The document was referred to as a “serious and pressing document” and was approved just before the Universal Declaration of Human Rights in December 1948, making it the first treaty on human rights in the history of the UN.

The High Commissioner stated that the atrocities of the Holocaust and other similar events, such as those in Cambodia, Rwanda, and the former Yugoslavia, highlight the necessity of preventing genocide and holding those responsible accountable in order to promote human rights. These lessons ultimately led to the creation of the Convention.
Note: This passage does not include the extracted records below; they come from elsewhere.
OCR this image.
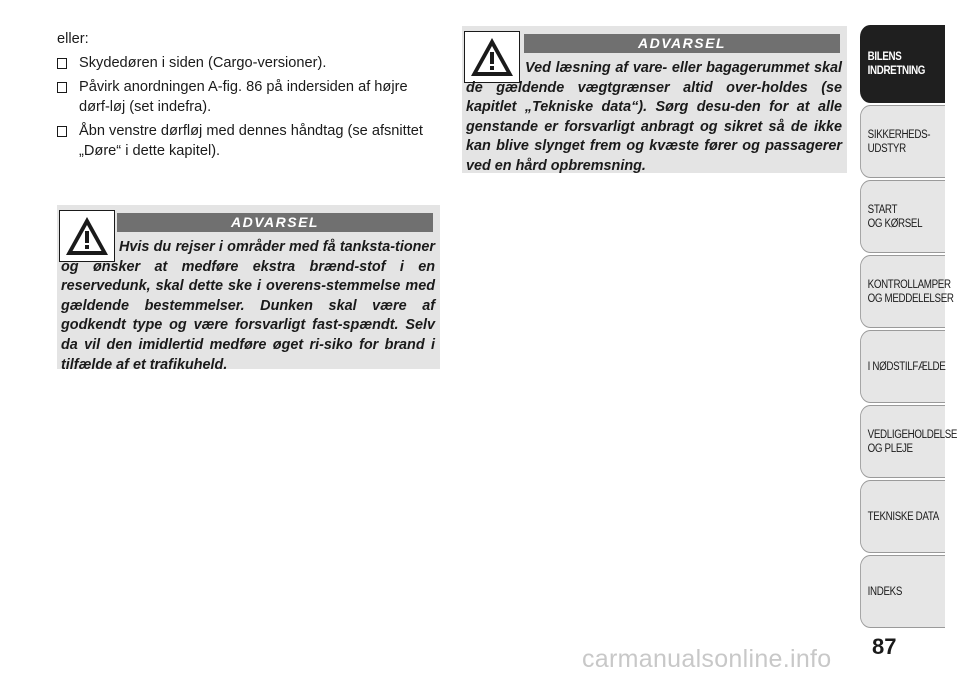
eller:

Skydedøren i siden (Cargo-versioner).
Påvirk anordningen A-fig. 86 på indersiden af højre dørf-løj (set indefra).
Åbn venstre dørfløj med dennes håndtag (se afsnittet „Døre“ i dette kapitel).
ADVARSEL
Hvis du rejser i områder med få tanksta-tioner og ønsker at medføre ekstra brænd-stof i en reservedunk, skal dette ske i overens-stemmelse med gældende bestemmelser. Dunken skal være af godkendt type og være forsvarligt fast-spændt. Selv da vil den imidlertid medføre øget ri-siko for brand i tilfælde af et trafikuheld.
ADVARSEL
Ved læsning af vare- eller bagagerummet skal de gældende vægtgrænser altid over-holdes (se kapitlet „Tekniske data“). Sørg desu-den for at alle genstande er forsvarligt anbragt og sikret så de ikke kan blive slynget frem og kvæste fører og passagerer ved en hård opbremsning.
BILENS
INDRETNING
SIKKERHEDS-
UDSTYR
START
OG KØRSEL
KONTROLLAMPER
OG MEDDELELSER
I NØDSTILFÆLDE
VEDLIGEHOLDELSE
OG PLEJE
TEKNISKE DATA
INDEKS
87
carmanualsonline.info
He emphasized that the prevention of genocide is a fundamental principle that applies to all people, not just a legal requirement for countries.

The Convention urges all States and individuals to remain watchful and requires action to stop and penalize genocide.

The individual stated that genocide is never a sudden occurrence. It is typically the result of patterns of discrimination that can be identified beforehand, based on factors such as race, ethnicity, religion, or other characteristics. It is also often accompanied by severe violations of human rights, deliberately aimed at a particular group, minority, or community.

The act of genocide is frequently fueled by the dehumanization and demonization of certain groups in the public arena. In today’s world, the spread of false information on social media can exacerbate these statements, ultimately normalizing and justifying acts of violence.

He emphasized the urgent need to prevent genocidal actions in the digital realm by improving online governance.

Furthermore, there needs to be responsibility, as it not only brings justice to those affected, but it is also crucial in putting an end to genocide. The lack of consequences allows for genocide to occur, while accountability acts as its adversary.

Mr. Türk encouraged all countries that have not yet approved or joined the Genocide Convention to do so as a top priority, in order to safeguard our shared humanity.